Monday, June 29, 2009

Goldwater Institute: Deregulation can help fix education crisis

All over the state, parents and students are rallying against budget cuts to Arizona's public colleges and universities. Instead of focusing ire at legislators, who are literally between a rock and a hard place, there's another avenue these newly-minted activists could pursue. For Arizonans concerned about increasing access to post-secondary education in our state, why not focus on loosening up state regulations that are choking higher education's private sector?

classroomNumerous laws make it a crime to open a private post-secondary or vocational school in Arizona without state approval. These laws result in fewer schools and fewer opportunities for both students and educators. Legislators could embrace academic freedom by deregulating private schooling and let the market work.

Arizona pervasively criminalizes entrepreneurs who teach or open a school without government approval. It is a Class 3 misdemeanor to open a private post-secondary school that offers a degree of any kind without approval from the State Board of Private Post-Secondary Schooling. Osteopaths and medical doctors cannot teach without a license. Private cosmetology and radiologic technology schools cannot legally open their doors without approval from state agencies.

The regulation of nursing schools is a particularly outrageous case in point.
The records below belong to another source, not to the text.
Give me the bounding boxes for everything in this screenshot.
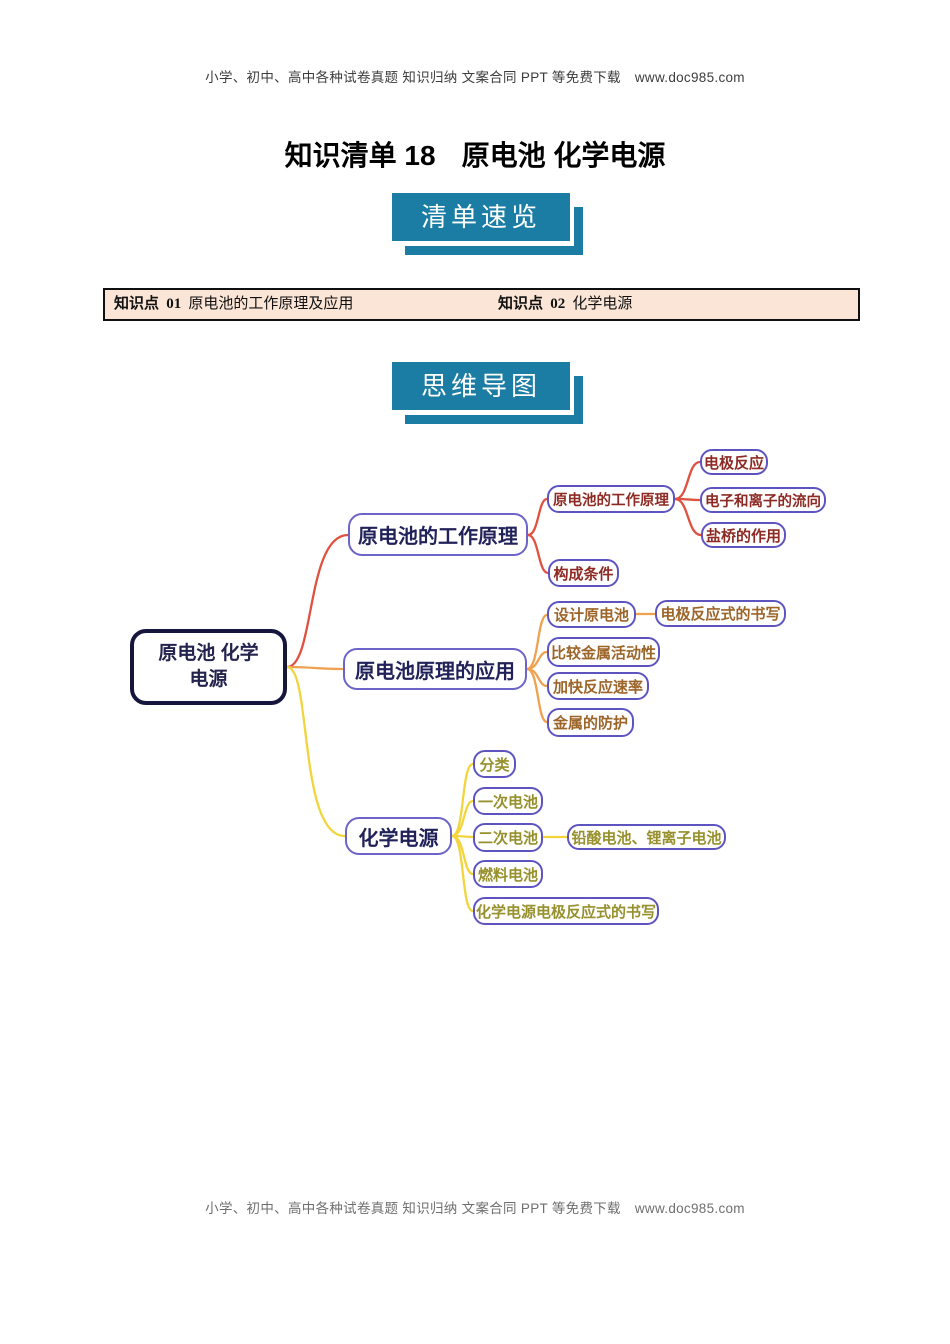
node-classification: 分类 — [473, 750, 516, 778]
node-branch-principle-application: 原电池原理的应用 — [343, 648, 527, 690]
node-metal-protection: 金属的防护 — [547, 708, 634, 737]
site-header: 小学、初中、高中各种试卷真题 知识归纳 文案合同 PPT 等免费下载 www.do… — [0, 66, 950, 86]
header-site-url[interactable]: www.doc985.com — [634, 70, 745, 85]
node-design-cell: 设计原电池 — [547, 601, 636, 628]
banner-summary: 清单速览 — [392, 193, 570, 241]
footer-promo-text: 小学、初中、高中各种试卷真题 知识归纳 文案合同 PPT 等免费下载 — [205, 1201, 621, 1216]
header-promo-text: 小学、初中、高中各种试卷真题 知识归纳 文案合同 PPT 等免费下载 — [205, 70, 621, 85]
knowledge-point-2: 知识点 02 化学电源 — [498, 295, 633, 312]
node-working-principle-sub: 原电池的工作原理 — [547, 485, 675, 513]
node-lead-acid-lithium: 铅酸电池、锂离子电池 — [567, 824, 726, 850]
node-forming-conditions: 构成条件 — [548, 559, 619, 587]
node-branch-chemical-power: 化学电源 — [345, 817, 452, 855]
banner-mindmap: 思维导图 — [392, 362, 570, 410]
node-primary-battery: 一次电池 — [473, 787, 543, 815]
node-electrode-equation-writing: 电极反应式的书写 — [655, 600, 786, 627]
node-branch-working-principle: 原电池的工作原理 — [348, 513, 528, 556]
node-electron-ion-flow: 电子和离子的流向 — [700, 487, 826, 513]
node-salt-bridge: 盐桥的作用 — [701, 522, 786, 548]
node-speed-up-reaction: 加快反应速率 — [547, 672, 649, 700]
node-electrode-reaction: 电极反应 — [700, 449, 768, 475]
footer-site-url[interactable]: www.doc985.com — [634, 1201, 745, 1216]
node-secondary-battery: 二次电池 — [473, 823, 543, 852]
node-root: 原电池 化学电源 — [130, 629, 287, 705]
node-fuel-cell: 燃料电池 — [473, 860, 543, 888]
node-power-electrode-equation-writing: 化学电源电极反应式的书写 — [473, 897, 659, 925]
site-footer: 小学、初中、高中各种试卷真题 知识归纳 文案合同 PPT 等免费下载 www.do… — [0, 1197, 950, 1217]
knowledge-point-1: 知识点 01 原电池的工作原理及应用 — [114, 295, 354, 312]
node-compare-metal-activity: 比较金属活动性 — [547, 637, 660, 667]
knowledge-box: 知识点 01 原电池的工作原理及应用 知识点 02 化学电源 — [103, 288, 860, 321]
Despite the shortage of health-care workers in this state and elsewhere, Arizona law makes it a Class 6 felony to open a nursing school without approval from the State Board of Nursing. The risk of jail time for teaching nursing even extends to out-of-state schools who want to offer Arizonans the option of distance learning.

There is no need for these draconian laws because private post-secondary or vocational schools are already self-regulating. To compete with other schools and qualify for national accreditation, just about every school voluntarily meets minimum educational standards.

Arizona's heavy-handed regulation does nothing to promote quality or prevent fraud. It only stops the free market from giving students and educators viable alternatives to the taxpayer-funded public university and community college system. And by fostering an artificial scarcity of educational options, the regulation of private schooling magnifies any pain associated with the loss of public funding for higher education.

Arizonans can have it all: access to an excellent higher education without abandoning principles of fiscal responsibility. All the state needs to do is decriminalize private schooling and let people freely teach and learn.
Nick Dranias holds the Goldwater Institute Clarence J. and Katherine P. Duncan chair for constitutional government and is the director of the Institute's Dorothy D. and Joseph A. Moller Center for Constitutional Government.